10 Replies to “Wise fools”

  1. This is one for the ages, Kevin. In past times it would have been folly to take up biblical or patristic studies “to make a living.” And it was hard to take them up out of disordered curiosity, since the texts were so hard to come by. The danger isn’t peculiar to our time, but it’s characteristic of our time. Kyrie eleison!

  2. Thanks, Mike. Yes, with greater availability comes higher potential for misuse, and we can see this in the way some ransack the Fathers for quotes to shore up the shaky walls of their man-made heresies even today. The way forward is clear, and we should be unstintingly firm: these works, all of them, are only properly understood by someone living a life of prayer within the Tradition of the Church. A purely academic approach may be able to cover grammar and such superficial trivialities, but the import of these texts lies in the effect on a person’s Spiritual life, in the communion of the Saints. There can be no compromise, as though suggesting that the approaches are remotely equivalent, or that the academic is even remotely adequate to the task at hand.

  3. Incidentally, it was this post, To Know God, by Father Stephen Freeman at Glory to God for All Things, which is the source of the above partly mis-remembered quotation of an Abbot, not a Priest, “You should never read more hours in a day than you pray.” The account is from the book A Pilgrimage to Dzhvari, by Valeria Alfeyeva, the mother of Bishop Hilarion Alfayev. I had been unable to remember where I’d seen that until being reminded by a post at Pseudo-Polymath. Good job, Mark! I highly recommend Father Freeman’s blog.

  4. May you always misremember so eloquently.

    Nothing shows up the difference between “theology” then and now better than Evagrios’s line: A theologian is one who prays, and one who prays is a theologian. But I’m sure you can misremember it better than I just did!

  5. It’s good advice. “Deep-versed in books, and shallow in himself” might describe a few of us. The spiritual pride of the teaching classes — by definition accustomed to be surrounded by those less educated than themselves — has been remarked on in the past.
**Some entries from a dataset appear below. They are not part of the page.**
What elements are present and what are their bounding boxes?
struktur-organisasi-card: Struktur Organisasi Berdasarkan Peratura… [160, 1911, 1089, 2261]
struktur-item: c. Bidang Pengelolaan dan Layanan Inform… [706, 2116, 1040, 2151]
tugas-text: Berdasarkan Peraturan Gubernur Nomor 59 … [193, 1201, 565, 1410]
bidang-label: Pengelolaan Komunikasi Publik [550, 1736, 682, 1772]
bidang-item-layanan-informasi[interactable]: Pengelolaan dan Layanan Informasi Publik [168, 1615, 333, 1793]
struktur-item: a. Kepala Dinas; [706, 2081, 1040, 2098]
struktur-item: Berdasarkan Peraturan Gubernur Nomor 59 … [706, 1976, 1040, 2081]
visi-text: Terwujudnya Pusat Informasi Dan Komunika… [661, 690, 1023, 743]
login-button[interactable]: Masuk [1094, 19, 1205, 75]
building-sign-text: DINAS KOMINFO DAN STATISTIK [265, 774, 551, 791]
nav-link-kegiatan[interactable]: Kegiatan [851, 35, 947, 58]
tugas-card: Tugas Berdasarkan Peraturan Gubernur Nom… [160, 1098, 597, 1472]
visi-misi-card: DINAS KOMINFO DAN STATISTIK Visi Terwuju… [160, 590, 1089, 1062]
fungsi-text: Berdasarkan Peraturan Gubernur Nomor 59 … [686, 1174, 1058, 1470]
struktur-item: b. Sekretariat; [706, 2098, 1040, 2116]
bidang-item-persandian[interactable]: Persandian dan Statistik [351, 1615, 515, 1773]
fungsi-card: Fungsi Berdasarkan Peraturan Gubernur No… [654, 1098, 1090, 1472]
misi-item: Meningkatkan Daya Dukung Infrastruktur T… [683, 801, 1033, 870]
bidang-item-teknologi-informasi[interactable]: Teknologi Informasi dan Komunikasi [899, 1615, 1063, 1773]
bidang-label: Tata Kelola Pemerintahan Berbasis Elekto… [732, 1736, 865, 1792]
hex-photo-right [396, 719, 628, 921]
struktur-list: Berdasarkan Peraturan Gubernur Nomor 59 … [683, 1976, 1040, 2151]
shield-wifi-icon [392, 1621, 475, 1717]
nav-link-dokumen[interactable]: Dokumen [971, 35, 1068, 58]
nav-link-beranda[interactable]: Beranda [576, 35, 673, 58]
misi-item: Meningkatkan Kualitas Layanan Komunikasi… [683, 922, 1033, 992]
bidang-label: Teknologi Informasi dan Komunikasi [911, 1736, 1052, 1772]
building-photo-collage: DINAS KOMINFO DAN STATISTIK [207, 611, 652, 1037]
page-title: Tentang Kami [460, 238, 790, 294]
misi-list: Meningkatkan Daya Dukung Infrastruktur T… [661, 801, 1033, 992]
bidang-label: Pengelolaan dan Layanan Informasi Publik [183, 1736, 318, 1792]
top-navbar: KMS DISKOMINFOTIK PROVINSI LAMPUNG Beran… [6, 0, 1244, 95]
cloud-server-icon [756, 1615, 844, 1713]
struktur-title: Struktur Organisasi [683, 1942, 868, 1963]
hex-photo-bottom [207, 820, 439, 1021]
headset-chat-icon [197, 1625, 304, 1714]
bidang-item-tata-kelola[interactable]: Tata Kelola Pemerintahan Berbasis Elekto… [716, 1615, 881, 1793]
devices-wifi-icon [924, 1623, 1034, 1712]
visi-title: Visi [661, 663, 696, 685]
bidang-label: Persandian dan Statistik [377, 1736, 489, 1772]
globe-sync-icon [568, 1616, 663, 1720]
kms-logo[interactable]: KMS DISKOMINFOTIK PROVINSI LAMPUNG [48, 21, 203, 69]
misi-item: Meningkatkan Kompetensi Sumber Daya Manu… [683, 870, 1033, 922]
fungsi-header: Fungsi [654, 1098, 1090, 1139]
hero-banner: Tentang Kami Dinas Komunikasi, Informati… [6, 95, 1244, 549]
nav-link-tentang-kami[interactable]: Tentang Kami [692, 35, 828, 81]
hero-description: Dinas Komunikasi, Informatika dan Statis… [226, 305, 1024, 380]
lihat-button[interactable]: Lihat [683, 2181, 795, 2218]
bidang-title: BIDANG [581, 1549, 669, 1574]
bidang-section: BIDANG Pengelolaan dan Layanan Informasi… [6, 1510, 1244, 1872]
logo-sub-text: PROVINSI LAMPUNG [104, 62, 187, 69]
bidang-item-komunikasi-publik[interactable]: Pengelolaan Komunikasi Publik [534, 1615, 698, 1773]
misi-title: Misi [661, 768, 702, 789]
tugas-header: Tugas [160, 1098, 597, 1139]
    The vanity of some great scholars can be extraordinary. Indeed I can think of a number of scholars whose work I admire greatly who have fallen here. Some of our ‘big men’ of scholarship are pgymies in character. I go to very few conferences, but I never attend one without encountering some instance of it.
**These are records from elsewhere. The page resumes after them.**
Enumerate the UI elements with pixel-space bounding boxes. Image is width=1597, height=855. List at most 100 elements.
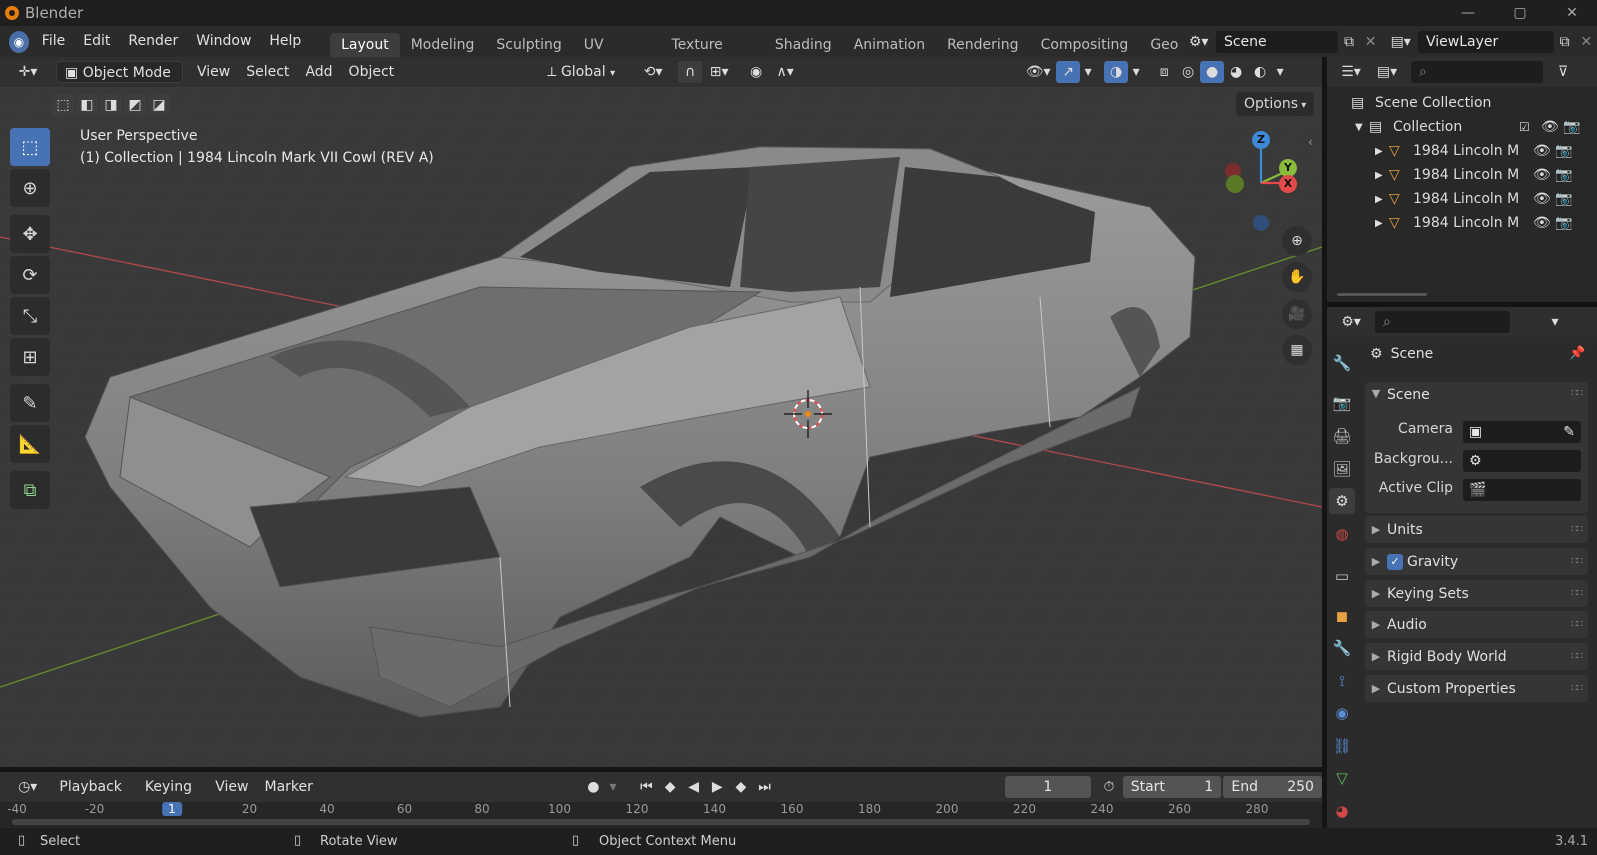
pin-icon[interactable]: 📌 [1569, 346, 1585, 361]
object-icon[interactable]: ◼ [1329, 603, 1355, 629]
outliner-search-input[interactable]: ⌕ [1411, 61, 1543, 83]
maximize-button[interactable]: ▢ [1497, 0, 1543, 26]
snap-target-icon[interactable]: ⊞▾ [702, 61, 736, 83]
eye-icon[interactable]: 👁 [1533, 215, 1555, 231]
rigid-body-world-panel[interactable]: ▶ Rigid Body World ∷∷ [1365, 643, 1588, 670]
particles-icon[interactable]: ⟟ [1329, 668, 1355, 694]
jump-start-icon[interactable]: ⏮ [635, 776, 659, 798]
play-reverse-icon[interactable]: ◀ [682, 776, 706, 798]
expand-arrow-icon[interactable]: ▶ [1375, 218, 1389, 229]
expand-arrow-icon[interactable]: ▶ [1375, 170, 1389, 181]
expand-arrow-icon[interactable]: ▶ [1375, 194, 1389, 205]
scene-browse-icon[interactable]: ⚙▾ [1183, 31, 1214, 53]
menu-object[interactable]: Object [341, 61, 403, 83]
delete-scene-icon[interactable]: ✕ [1360, 31, 1382, 53]
select-subtract-icon[interactable]: ◨ [100, 94, 122, 116]
outliner-object-row[interactable]: ▶ ▽ 1984 Lincoln M 👁 📷 [1327, 187, 1597, 211]
start-frame-field[interactable]: Start 1 [1122, 776, 1222, 798]
drag-handle-icon[interactable]: ∷∷ [1571, 524, 1583, 535]
chevron-down-icon[interactable]: ▾ [1128, 61, 1144, 83]
outliner-collection[interactable]: ▼ ▤ Collection ☑ 👁 📷 [1327, 115, 1597, 139]
playhead[interactable]: 1 [162, 802, 182, 816]
chevron-down-icon[interactable]: ▾ [1546, 311, 1564, 333]
chevron-down-icon[interactable]: ▾ [1080, 61, 1096, 83]
timeline-editor-type-icon[interactable]: ◷▾ [10, 776, 45, 798]
delete-view-layer-icon[interactable]: ✕ [1575, 31, 1597, 53]
add-cube-tool-icon[interactable]: ⧉ [10, 471, 50, 509]
menu-playback[interactable]: Playback ▾ [51, 776, 137, 818]
view-layer-icon[interactable]: 🖼 [1329, 456, 1355, 482]
cursor-tool-icon[interactable]: ⊕ [10, 169, 50, 207]
snap-icon[interactable]: ∩ [678, 61, 703, 83]
scene-name-field[interactable]: Scene [1215, 30, 1339, 53]
drag-handle-icon[interactable]: ∷∷ [1571, 683, 1583, 694]
new-scene-icon[interactable]: ⧉ [1338, 31, 1360, 53]
gizmo-icon[interactable]: ↗ [1056, 61, 1081, 83]
render-camera-icon[interactable]: 📷 [1555, 167, 1577, 183]
close-button[interactable]: ✕ [1549, 0, 1595, 26]
expand-arrow-icon[interactable]: ▼ [1355, 122, 1369, 133]
drag-handle-icon[interactable]: ∷∷ [1571, 388, 1583, 399]
drag-handle-icon[interactable]: ∷∷ [1571, 588, 1583, 599]
expand-arrow-icon[interactable]: ▶ [1375, 146, 1389, 157]
select-invert-icon[interactable]: ◩ [124, 94, 146, 116]
auto-keying-icon[interactable]: ● [582, 776, 606, 798]
pivot-icon[interactable]: ⟲▾ [636, 61, 670, 83]
tab-geometry-nodes[interactable]: Geo [1139, 33, 1183, 57]
outliner-object-row[interactable]: ▶ ▽ 1984 Lincoln M 👁 📷 [1327, 211, 1597, 235]
tab-layout[interactable]: Layout [330, 32, 400, 57]
material-shading-icon[interactable]: ◕ [1224, 61, 1248, 83]
select-extend-icon[interactable]: ◧ [76, 94, 98, 116]
pan-hand-icon[interactable]: ✋ [1282, 262, 1312, 292]
drag-handle-icon[interactable]: ∷∷ [1571, 556, 1583, 567]
rendered-shading-icon[interactable]: ◐ [1248, 61, 1272, 83]
menu-render[interactable]: Render [119, 26, 187, 57]
scale-tool-icon[interactable]: ⤡ [10, 297, 50, 335]
proportional-edit-icon[interactable]: ◉ [744, 61, 768, 83]
camera-view-icon[interactable]: 🎥 [1282, 299, 1312, 329]
properties-editor-type-icon[interactable]: ⚙▾ [1333, 311, 1369, 333]
tab-shading[interactable]: Shading [764, 33, 843, 57]
tab-rendering[interactable]: Rendering [936, 33, 1030, 57]
scene-panel-title[interactable]: Scene [1387, 387, 1430, 403]
falloff-icon[interactable]: ∧▾ [768, 61, 802, 83]
outliner-scrollbar[interactable] [1337, 293, 1427, 296]
outliner-object-row[interactable]: ▶ ▽ 1984 Lincoln M 👁 📷 [1327, 163, 1597, 187]
physics-icon[interactable]: ◉ [1329, 700, 1355, 726]
minimize-button[interactable]: — [1445, 0, 1491, 26]
overlay-icon[interactable]: ◑ [1104, 61, 1129, 83]
eyedropper-icon[interactable]: ✎ [1563, 421, 1575, 443]
measure-tool-icon[interactable]: 📐 [10, 425, 50, 463]
3d-viewport[interactable]: Z Y X User Perspective (1) Collection | … [0, 87, 1322, 767]
editor-type-icon[interactable]: ✛▾ [10, 61, 46, 83]
menu-timeline-view[interactable]: View [207, 776, 256, 798]
jump-end-icon[interactable]: ⏭ [753, 776, 777, 798]
active-clip-field[interactable]: 🎬 [1463, 479, 1581, 501]
tool-icon[interactable]: 🔧 [1329, 350, 1355, 376]
audio-panel[interactable]: ▶ Audio ∷∷ [1365, 611, 1588, 638]
filter-icon[interactable]: ⊽ [1551, 61, 1575, 83]
properties-search-input[interactable]: ⌕ [1375, 311, 1510, 333]
gravity-checkbox[interactable]: ✓ [1387, 553, 1403, 570]
move-tool-icon[interactable]: ✥ [10, 215, 50, 253]
eye-icon[interactable]: 👁 [1533, 167, 1555, 183]
outliner-object-row[interactable]: ▶ ▽ 1984 Lincoln M 👁 📷 [1327, 139, 1597, 163]
exclude-checkbox[interactable]: ☑ [1519, 120, 1541, 134]
units-panel[interactable]: ▶ Units ∷∷ [1365, 516, 1588, 543]
tab-animation[interactable]: Animation [843, 33, 936, 57]
collection-icon[interactable]: ▭ [1329, 563, 1355, 589]
menu-select[interactable]: Select [238, 61, 297, 83]
outliner-editor-type-icon[interactable]: ☰▾ [1333, 61, 1369, 83]
output-icon[interactable]: 🖨 [1329, 423, 1355, 449]
eye-icon[interactable]: 👁 [1541, 119, 1563, 135]
collapse-arrow-icon[interactable]: ▼ [1365, 387, 1387, 400]
menu-add[interactable]: Add [297, 61, 340, 83]
menu-help[interactable]: Help [260, 26, 310, 57]
orientation-dropdown[interactable]: ⟂ Global ▾ [539, 61, 636, 83]
chevron-down-icon[interactable]: ▾ [1272, 61, 1288, 83]
chevron-down-icon[interactable]: ▾ [605, 776, 621, 798]
rotate-tool-icon[interactable]: ⟳ [10, 256, 50, 294]
gizmo-x-icon[interactable]: X [1279, 175, 1297, 193]
scene-icon[interactable]: ⚙ [1329, 488, 1355, 514]
annotate-tool-icon[interactable]: ✎ [10, 384, 50, 422]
    Perhaps, even, it might be true of us in our more limited way?

  6. Absolutely, Roger, though I don’t think we need to separate ourselves from it. In flesh, a little necrosis will lead to more, and in character, so will pride. The Christian life is not simply one for study, as a series of themes or subjects, as though it could be subjected to a Library of Congress card catalog’s classification, but it’s a way of life and transformation of our being in full, in body, mind, spirit, and soul. Anything that interferes with that transformative aspect of Divine Grace operating in our lives needs to be rooted out and destroyed, just as to halt the spread of necrosis, medical personnel will cut out the affected tissues. A soulless, prideful academic approach to the Scriptures, however qualified by oneself, however incipient, needs to be obliterated from the lives of all those of us who seek a room in their Father’s House, regardless of the consequences to reputation and other worldly matters. And frankly, even playing by numbers, there are millions more people who are interested in sharing faith and learning from a faithful approach to Scriptures and culture who couldn’t give a fig about the latest scholarly discussions on historiography in the Old Testament, pseudepigraphy in the New Testament, and postmodern readings in Patristics. Such scholarship is critical scholarship in it’s etymological sense: discerning scholarship, applying the best of training to the best of our abilities to discover the truth of a matter. The Christian God is God of everything good, everything holy, and that includes our scholarship. If it is neither good nor holy, then we should either not be doing it, or we should change so that it is as good and as holy as we are capable of making it.

    That, at least, is the direction I’m pushing myself, the consequences be damned.